Ia menambahkan, persoalan ini juga sudah masuk dalam penanganan Ombudsman dan kini saatnya dibawa ke ranah legislatif untuk mendapatkan solusi hukum dan kebijakan yang jelas.

Fakta Mengejutkan Terkuak

Dalam rapat yang berlangsung alot tersebut, sejumlah fakta mengejutkan akhirnya terungkap secara gamblang:

1. Tidak Ada Izin Resmi: Dinas PUTR mengakui belum memiliki izin PBG (Persetujuan Bangunan Gedung) terkait Unit Sarpras Majalaya.

2. Rakyat yang Bayar Pajak: Pajak Bumi dan Bangunan (PBB) aset Sarpras Majalaya dari tahun 1990 hingga 2026 ternyata masih dibayarkan oleh masyarakat, bukan oleh pemerintah daerah.

3. Belum Ada Ganti Rugi: Ahli waris pemilik tanah mengaku hingga saat ini belum pernah menerima pembayaran atau kompensasi apapun.

4. Transaksi Keliru: Dinas PUTR diduga melakukan transaksi pembayaran bukan kepada pihak yang tepat, sehingga status sertifikat tanah masih berstatus Hak Guna Bangunan (HGB) atas nama pihak lain.

5. Tidak Ada Lelang: Berdasarkan jawaban surat dari Kementerian Keuangan, jelas disebutkan bahwa tidak ada proses pelelangan yang sah terhadap aset tersebut.

6. Pengakuan Mengejutkan Biro Aset: Terkait kasus tanah di Desa Sukapura yang digunakan untuk sekolah, Biro Aset secara resmi mengakui bahwa tanah tersebut BUKAN merupakan aset milik Pemkab Bandung maupun Pemprov Jawa Barat.

Desakan Proses Hukum

Melihat fakta-fakta yang terungkap, Ketua KPK Jawa Barat menegaskan bahwa pihaknya akan segera mendorong Aparat Penegak Hukum (APH), khususnya Kejaksaan, untuk memproses hukum kasus ini.

"Jelas sekali ada indikasi pelanggaran administrasi berat dan potensi kerugian negara.
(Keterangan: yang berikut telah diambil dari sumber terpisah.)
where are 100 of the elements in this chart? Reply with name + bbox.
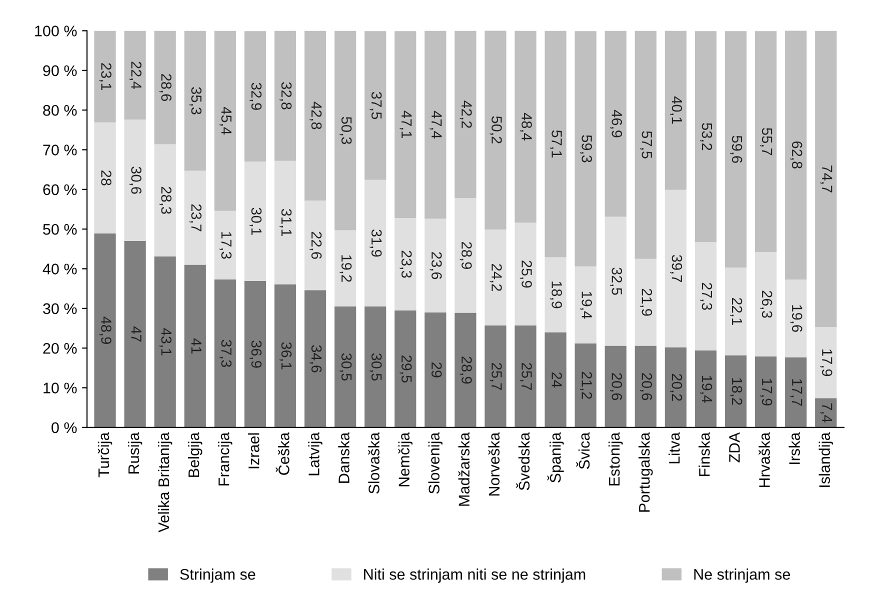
bar (815, 30, 837, 328)
data-label: 41 (191, 338, 202, 354)
bar (274, 160, 296, 284)
data-label: 23,7 (189, 204, 202, 232)
bar (574, 266, 596, 344)
data-label: 20,6 (640, 373, 652, 400)
data-label: 31,9 (370, 230, 382, 257)
legend-label: Ne strinjam se (694, 568, 790, 583)
x-tick-label: Slovenija (428, 432, 443, 494)
data-label: 34,6 (310, 345, 322, 372)
legend-label: Strinjam se (180, 568, 256, 583)
data-label: 22,4 (129, 62, 142, 89)
data-label: 36,9 (250, 340, 262, 368)
bar (154, 256, 176, 428)
bar (785, 30, 807, 280)
data-label: 35,3 (189, 87, 202, 114)
data-label: 43,1 (159, 328, 172, 356)
bar (754, 252, 777, 356)
bar (544, 257, 566, 332)
bar (724, 31, 747, 268)
bar (664, 30, 687, 190)
y-tick-label: 100 % (35, 26, 77, 36)
bar (244, 162, 266, 282)
data-label: 32,9 (250, 82, 262, 110)
data-label: 25,7 (490, 362, 502, 390)
bar (244, 281, 266, 428)
data-label: 28 (101, 170, 112, 186)
data-label: 57,5 (640, 131, 652, 158)
data-label: 59,6 (730, 136, 742, 163)
data-label: 39,7 (670, 254, 682, 282)
bar (754, 31, 777, 252)
bar (214, 210, 236, 280)
x-tick-label: Turčija (98, 432, 112, 478)
bar (634, 30, 656, 259)
data-label: 21,9 (640, 288, 652, 316)
data-label: 19,2 (340, 255, 352, 282)
data-label: 30,6 (129, 166, 142, 194)
bar (124, 30, 146, 120)
data-label: 37,3 (220, 340, 232, 367)
x-tick-label: Francija (218, 432, 232, 486)
x-tick-label: ZDA (729, 432, 740, 462)
x-tick-label: Švica (576, 432, 590, 469)
data-label: 30,1 (250, 208, 262, 235)
bar (484, 229, 506, 326)
data-label: 23,1 (99, 63, 112, 90)
data-label: 74,7 (820, 165, 832, 192)
bar (274, 30, 296, 161)
data-label: 48,9 (99, 316, 112, 344)
x-tick-label: Irska (788, 432, 800, 464)
data-label: 20,6 (610, 373, 622, 400)
bar (785, 279, 807, 358)
legend-label: Niti se strinjam niti se ne strinjam (364, 568, 586, 583)
x-tick-label: Finska (698, 432, 710, 476)
data-label: 28,6 (159, 74, 172, 102)
y-tick-label: 20 % (43, 342, 77, 354)
bar (184, 264, 206, 428)
data-label: 42,8 (310, 102, 322, 130)
data-label: 22,6 (310, 232, 322, 259)
bar (694, 31, 717, 242)
bar (815, 327, 837, 398)
x-tick-label: Latvija (308, 432, 322, 476)
bar (304, 30, 326, 201)
bar (124, 240, 146, 428)
bar (364, 31, 386, 180)
bar (454, 30, 476, 198)
data-label: 45,4 (220, 106, 232, 135)
bar (394, 31, 416, 218)
bar (394, 310, 416, 428)
data-label: 26,3 (760, 290, 772, 318)
data-label: 21,2 (580, 372, 592, 399)
bar (514, 325, 536, 428)
x-tick-label: Rusija (128, 432, 142, 474)
bar (94, 30, 116, 122)
data-label: 18,9 (550, 282, 562, 308)
data-label: 17,9 (820, 349, 832, 376)
bar (484, 30, 506, 230)
x-tick-label: Estonija (608, 432, 623, 486)
data-label: 32,5 (610, 268, 622, 295)
data-label: 50,3 (340, 116, 352, 144)
data-label: 59,3 (580, 135, 592, 162)
bar (364, 180, 386, 306)
bar (514, 222, 536, 326)
data-label: 62,8 (790, 141, 802, 168)
bar (604, 30, 626, 217)
data-label: 36,1 (280, 342, 292, 370)
data-label: 37,5 (370, 92, 382, 120)
data-label: 7,4 (820, 403, 832, 422)
bar (454, 198, 476, 313)
bar (184, 30, 206, 171)
bar (634, 346, 656, 428)
x-tick-label: Nemčija (398, 432, 413, 486)
bar (694, 242, 717, 350)
bar (544, 30, 566, 258)
bar (274, 284, 296, 428)
x-tick-label: Slovaška (368, 432, 380, 494)
bar (815, 398, 837, 428)
x-tick-label: Madžarska (458, 432, 470, 506)
bar (424, 30, 446, 219)
data-label: 50,2 (490, 116, 502, 144)
bar (604, 346, 626, 428)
Kami akan segera mendorong Kejaksaan untuk memproses hukum semua pihak yang terbukti bertanggung jawab," pungkasnya.

Rapat ini menjadi bukti bahwa kasus dugaan korupsi dan maladministrasi aset daerah tidak bisa ditutup-tutupi, dan kebenaran mulai terkuak untuk keadilan masyarakat Kabupaten Bandung.